8. Zu dieser Zeit ereignete sich auch ein Ereignis in Aquitanien, über das viel gesprochen wurde. Ein gewisser schlauer Mensch, der zu einem prächtigen und üppigen Festmahl eingeladen war, wie es in dieser Provinz häufig vorkommt, sah ein Paar Decken mit zwei so breiten Purpurborten, dass sie durch die Geschicklichkeit der Bediensteten wie eine einzige aussahen;
und als er sah, dass auch der Tisch mit einem ähnlichen
Tuch bedeckt war, nahm er eines in jede Hand und ordnete sie so an, dass sie
wie die Vorderseite eines Mantels aussahen, indem er sie als Schmuck des
kaiserlichen Gewandes darstellte; dann durchsuchte er das ganze Haus, um das
Gewand zu finden, von dem er behauptete, dass es dort versteckt sein müsse, und
verursachte so den Ruin eines reichen Anwesens.
9. Mit ähnlicher
Bösartigkeit hat ein gewisser Sekretär in Spanien, der ebenfalls zu einem
Abendessen eingeladen war, als er die Diener beim Hereinbringen der Abendkerzen
rufen hörte: "Lasst uns siegen", diesem gewöhnlichen Ausruf eine
bösartige Deutung gegeben und auf diese Weise eine edle Familie ruiniert.
10. Diese und
andere Übel nahmen immer mehr zu, weil Constantius, der ein sehr ängstlicher
Mann war, immer dachte, dass Schläge auf ihn gerichtet waren, wie der berühmte
Tyrann von Sizilien, Dionysius, der wegen dieser seiner Untugend seine Töchter
lehrte, ihn zu rasieren, damit er sein Gesicht nicht der Macht eines Fremden
aussetzen musste; und umgab die kleine Kammer, in der er zu schlafen pflegte,
mit einem tiefen Graben, der so angelegt war, dass er nur durch eine Zugbrücke
betreten werden konnte; die losen Balken und Achsen davon entfernte er, wenn er
zu Bett ging, in seine eigene Kammer und setzte sie wieder ein, wenn er bei
Tagesanbruch hinausgehen wollte.
11. Diejenigen,
die am Hof Einfluss hatten, förderten die Ausbreitung dieser Übel, in der
Hoffnung, die verfallenen Besitztümer der Verurteilten ihrem eigenen Besitz
zuzuschlagen und so durch den Ruin ihrer Nachbarn reich zu werden.
12. Denn wenn
Konstantin der erste war, der den Appetit seiner Anhänger anregte, so war Constantius
der Fürst, der sie mit dem Mark der Provinzen mästete, wie eindeutig bewiesen
ist.
13. Denn unter ihm brannten die wichtigsten Personen jeden Ranges mit einer unersättlichen Begierde nach Reichtum, ohne Rücksicht auf Gerechtigkeit oder Recht.
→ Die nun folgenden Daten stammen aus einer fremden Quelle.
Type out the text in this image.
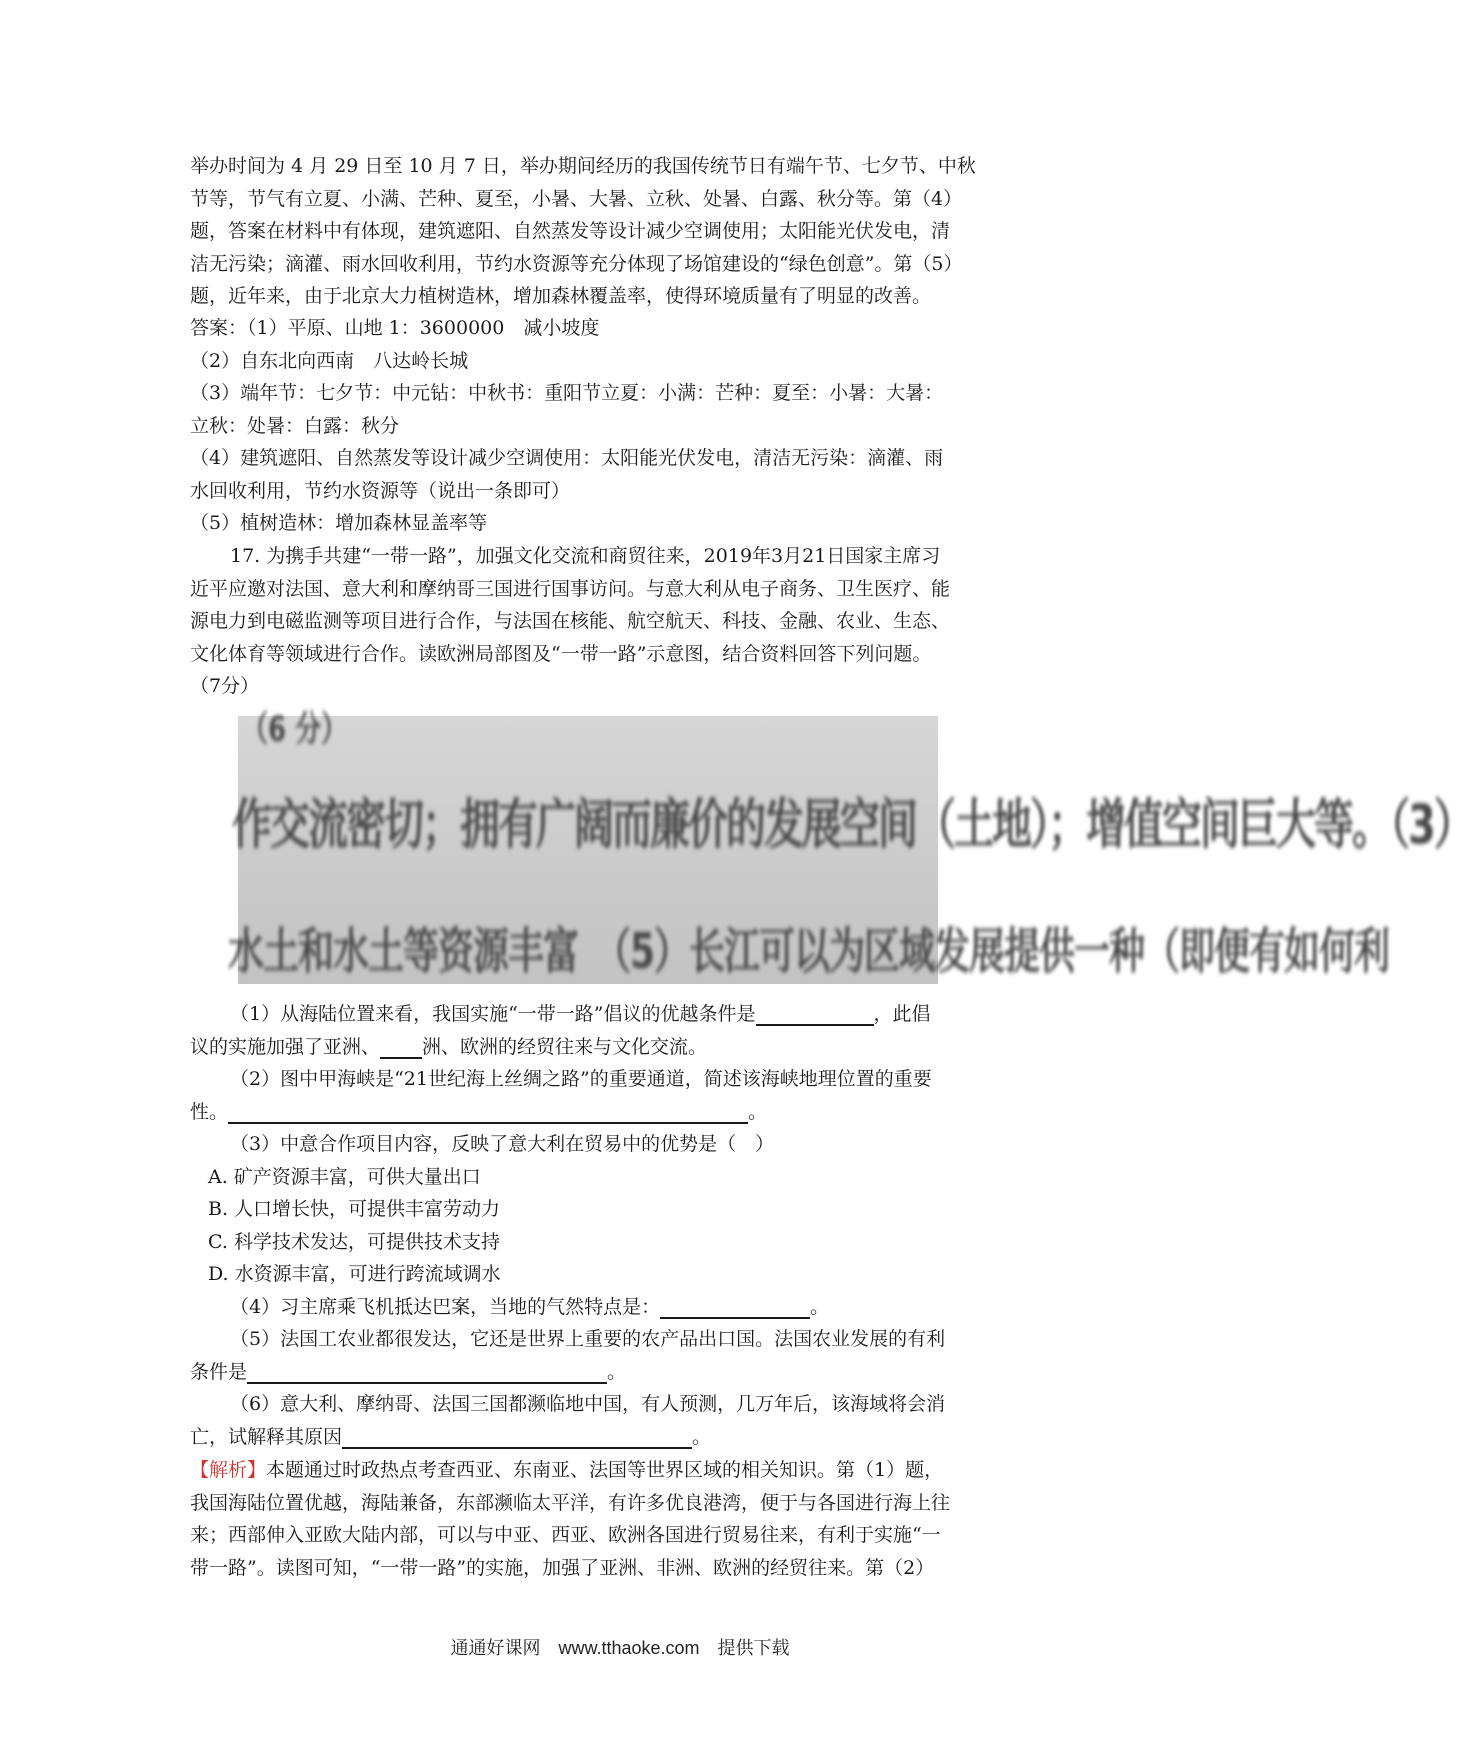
举办时间为 4 月 29 日至 10 月 7 日，举办期间经历的我国传统节日有端午节、七夕节、中秋
节等，节气有立夏、小满、芒种、夏至，小暑、大暑、立秋、处暑、白露、秋分等。第（4）
题，答案在材料中有体现，建筑遮阳、自然蒸发等设计减少空调使用；太阳能光伏发电，清
洁无污染；滴灌、雨水回收利用，节约水资源等充分体现了场馆建设的“绿色创意”。第（5）
题，近年来，由于北京大力植树造林，增加森林覆盖率，使得环境质量有了明显的改善。
答案：（1）平原、山地 1：3600000　减小坡度
（2）自东北向西南　八达岭长城
（3）端年节：七夕节：中元钻：中秋书：重阳节立夏：小满：芒种：夏至：小暑：大暑：
立秋：处暑：白露：秋分
（4）建筑遮阳、自然蒸发等设计减少空调使用：太阳能光伏发电，清洁无污染：滴灌、雨
水回收利用，节约水资源等（说出一条即可）
（5）植树造林：增加森林显盖率等
17. 为携手共建“一带一路”，加强文化交流和商贸往来，2019年3月21日国家主席习
近平应邀对法国、意大利和摩纳哥三国进行国事访问。与意大利从电子商务、卫生医疗、能
源电力到电磁监测等项目进行合作，与法国在核能、航空航天、科技、金融、农业、生态、
文化体育等领域进行合作。读欧洲局部图及“一带一路”示意图，结合资料回答下列问题。
（7分）
（6 分）
作交流密切；拥有广阔而廉价的发展空间（土地）；增值空间巨大等。（3）
水土和水土等资源丰富　（5）长江可以为区域发展提供一种（即便有如何利
（1）从海陆位置来看，我国实施“一带一路”倡议的优越条件是	，此倡
议的实施加强了亚洲、 洲、欧洲的经贸往来与文化交流。
（2）图中甲海峡是“21世纪海上丝绸之路”的重要通道，简述该海峡地理位置的重要
性。	。
（3）中意合作项目内容，反映了意大利在贸易中的优势是（　）
A. 矿产资源丰富，可供大量出口
B. 人口增长快，可提供丰富劳动力
C. 科学技术发达，可提供技术支持
D. 水资源丰富，可进行跨流域调水
（4）习主席乘飞机抵达巴案，当地的气然特点是：	。
（5）法国工农业都很发达，它还是世界上重要的农产品出口国。法国农业发展的有利
条件是	。
（6）意大利、摩纳哥、法国三国都濒临地中国，有人预测，几万年后，该海域将会消
亡，试解释其原因	。
【解析】本题通过时政热点考查西亚、东南亚、法国等世界区域的相关知识。第（1）题，
我国海陆位置优越，海陆兼备，东部濒临太平洋，有许多优良港湾，便于与各国进行海上往
来；西部伸入亚欧大陆内部，可以与中亚、西亚、欧洲各国进行贸易往来，有利于实施“一
带一路”。读图可知，“一带一路”的实施，加强了亚洲、非洲、欧洲的经贸往来。第（2）
通通好课网　www.tthaoke.com　提供下载
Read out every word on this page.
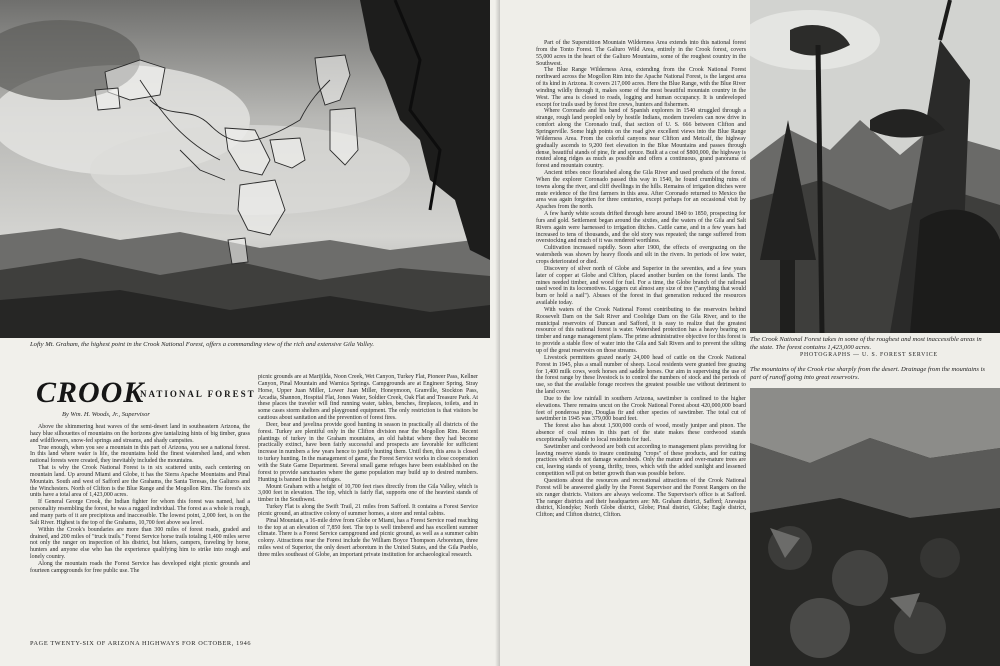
Lofty Mt. Graham, the highest point in the Crook National Forest, offers a commanding view of the rich and extensive Gila Valley.
CROOK
NATIONAL FOREST
By Wm. H. Woods, Jr., Supervisor

Above the shimmering heat waves of the semi-desert land in southeastern Arizona, the hazy blue silhouettes of mountains on the horizons give tantalizing hints of big timber, grass and wildflowers, snow-fed springs and streams, and shady campsites.

True enough, when you see a mountain in this part of Arizona, you see a national forest. In this land where water is life, the mountains hold the finest watershed land, and when national forests were created, they inevitably included the mountains.

That is why the Crook National Forest is in six scattered units, each centering on mountain land. Up around Miami and Globe, it has the Sierra Apache Mountains and Pinal Mountain. South and west of Safford are the Grahams, the Santa Teresas, the Galiuros and the Winchesters. North of Clifton is the Blue Range and the Mogollon Rim. The forest's six units have a total area of 1,423,000 acres.

If General George Crook, the Indian fighter for whom this forest was named, had a personality resembling the forest, he was a rugged individual. The forest as a whole is rough, and many parts of it are precipitous and inaccessible. The lowest point, 2,000 feet, is on the Salt River. Highest is the top of the Grahams, 10,700 feet above sea level.

Within the Crook's boundaries are more than 300 miles of forest roads, graded and drained, and 200 miles of "truck trails." Forest Service horse trails totaling 1,400 miles serve not only the ranger on inspection of his district, but hikers, campers, traveling by horse, hunters and anyone else who has the experience qualifying him to strike into rough and lonely country.

Along the mountain roads the Forest Service has developed eight picnic grounds and fourteen campgrounds for free public use. The

picnic grounds are at Marijilda, Noon Creek, Wet Canyon, Turkey Flat, Pioneer Pass, Kellner Canyon, Pinal Mountain and Warnica Springs. Campgrounds are at Engineer Spring, Stray Horse, Upper Juan Miller, Lower Juan Miller, Honeymoon, Granville, Stockton Pass, Arcadia, Shannon, Hospital Flat, Jones Water, Soldier Creek, Oak Flat and Treasure Park. At these places the traveler will find running water, tables, benches, fireplaces, toilets, and in some cases storm shelters and playground equipment. The only restriction is that visitors be cautious about sanitation and the prevention of forest fires.

Deer, bear and javelina provide good hunting in season in practically all districts of the forest. Turkey are plentiful only in the Clifton division near the Mogollon Rim. Recent plantings of turkey in the Graham mountains, an old habitat where they had become practically extinct, have been fairly successful and prospects are favorable for sufficient increase in numbers a few years hence to justify hunting them. Until then, this area is closed to turkey hunting. In the management of game, the Forest Service works in close cooperation with the State Game Department. Several small game refuges have been established on the forest to provide sanctuaries where the game population may build up to desired numbers. Hunting is banned in these refuges.

Mount Graham with a height of 10,700 feet rises directly from the Gila Valley, which is 3,000 feet in elevation. The top, which is fairly flat, supports one of the heaviest stands of timber in the Southwest.

Turkey Flat is along the Swift Trail, 21 miles from Safford. It contains a Forest Service picnic ground, an attractive colony of summer homes, a store and rental cabins.

Pinal Mountain, a 16-mile drive from Globe or Miami, has a Forest Service road reaching to the top at an elevation of 7,850 feet. The top is well timbered and has excellent summer climate. There is a Forest Service campground and picnic ground, as well as a summer cabin colony. Attractions near the Forest include the William Boyce Thompson Arboretum, three miles west of Superior, the only desert arboretum in the United States, and the Gila Pueblo, three miles southeast of Globe, an important private institution for archaeological research.

PAGE TWENTY-SIX OF ARIZONA HIGHWAYS FOR OCTOBER, 1946

Part of the Superstition Mountain Wilderness Area extends into this national forest from the Tonto Forest. The Galiuro Wild Area, entirely in the Crook forest, covers 55,000 acres in the heart of the Galiuro Mountains, some of the roughest country in the Southwest.

The Blue Range Wilderness Area, extending from the Crook National Forest northward across the Mogollon Rim into the Apache National Forest, is the largest area of its kind in Arizona. It covers 217,000 acres. Here the Blue Range, with the Blue River winding wildly through it, makes some of the most beautiful mountain country in the West. The area is closed to roads, logging and human occupancy. It is undeveloped except for trails used by forest fire crews, hunters and fishermen.

Where Coronado and his band of Spanish explorers in 1540 struggled through a strange, rough land peopled only by hostile Indians, modern travelers can now drive in comfort along the Coronado trail, that section of U. S. 666 between Clifton and Springerville. Some high points on the road give excellent views into the Blue Range Wilderness Area. From the colorful canyons near Clifton and Metcalf, the highway gradually ascends to 9,200 feet elevation in the Blue Mountains and passes through dense, beautiful stands of pine, fir and spruce. Built at a cost of $800,000, the highway is routed along ridges as much as possible and offers a continuous, grand panorama of forest and mountain country.

Ancient tribes once flourished along the Gila River and used products of the forest. When the explorer Coronado passed this way in 1540, he found crumbling ruins of towns along the river, and cliff dwellings in the hills. Remains of irrigation ditches were mute evidence of the first farmers in this area. After Coronado returned to Mexico the area was again forgotten for three centuries, except perhaps for an occasional visit by Apaches from the north.

A few hardy white scouts drifted through here around 1840 to 1850, prospecting for furs and gold. Settlement began around the sixties, and the waters of the Gila and Salt Rivers again were harnessed to irrigation ditches. Cattle came, and in a few years had increased to tens of thousands, and the old story was repeated; the range suffered from overstocking and much of it was rendered worthless.

Cultivation increased rapidly. Soon after 1900, the effects of overgrazing on the watersheds was shown by heavy floods and silt in the rivers. In periods of low water, crops deteriorated or died.

Discovery of silver north of Globe and Superior in the seventies, and a few years later of copper at Globe and Clifton, placed another burden on the forest lands. The mines needed timber, and wood for fuel. For a time, the Globe branch of the railroad used wood in its locomotives. Loggers cut almost any size of tree ("anything that would burn or hold a nail"). Abuses of the forest in that generation reduced the resources available today.

With waters of the Crook National Forest contributing to the reservoirs behind Roosevelt Dam on the Salt River and Coolidge Dam on the Gila River, and to the municipal reservoirs of Duncan and Safford, it is easy to realize that the greatest resource of this national forest is water. Watershed protection has a heavy bearing on timber and range management plans. The prime administrative objective for this forest is to provide a stable flow of water into the Gila and Salt Rivers and to prevent the silting up of the great reservoirs on those streams.

Livestock permittees grazed nearly 24,000 head of cattle on the Crook National Forest in 1945, plus a small number of sheep. Local residents were granted free grazing for 1,400 milk cows, work horses and saddle horses. Our aim in supervising the use of the forest range by these livestock is to control the numbers of stock and the periods of use, so that the available forage receives the greatest possible use without detriment to the land cover.

Due to the low rainfall in southern Arizona, sawtimber is confined to the higher elevations. There remains uncut on the Crook National Forest about 420,000,000 board feet of ponderosa pine, Douglas fir and other species of sawtimber. The total cut of sawtimber in 1945 was 379,000 board feet.

The forest also has about 1,500,000 cords of wood, mostly juniper and pinon. The absence of coal mines in this part of the state makes these cordwood stands exceptionally valuable to local residents for fuel.

Sawtimber and cordwood are both cut according to management plans providing for leaving reserve stands to insure continuing "crops" of these products, and for cutting practices which do not damage watersheds. Only the mature and over-mature trees are cut, leaving stands of young, thrifty, trees, which with the added sunlight and lessened competition will put on better growth than was possible before.

Questions about the resources and recreational attractions of the Crook National Forest will be answered gladly by the Forest Supervisor and the Forest Rangers on the six ranger districts. Visitors are always welcome. The Supervisor's office is at Safford. The ranger districts and their headquarters are: Mt. Graham district, Safford; Aravaipa district, Klondyke; North Globe district, Globe; Pinal district, Globe; Eagle district, Clifton; and Clifton district, Clifton.

The Crook National Forest takes in some of the roughest and most inaccessible areas in the state. The forest contains 1,423,000 acres.
PHOTOGRAPHS — U. S. FOREST SERVICE
The mountains of the Crook rise sharply from the desert. Drainage from the mountains is part of runoff going into great reservoirs.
Und unter den ordentlichen Richtern fiel Rufinus, der oberste Präfekt des Prätoriums, durch diesen Geiz auf.
Und unter den Militärbeamten Arbetio, der Herr des
Pferdes, und Eusebius, der Oberkammerherr, Ardanus, der Quästor, und in der
Stadt die beiden Anicii, deren Nachkommen, die in die Fußstapfen ihrer Väter
traten, nicht einmal mit einem Besitz zufrieden sein konnten, der viel größer
war als der, den sie selbst besessen hatten.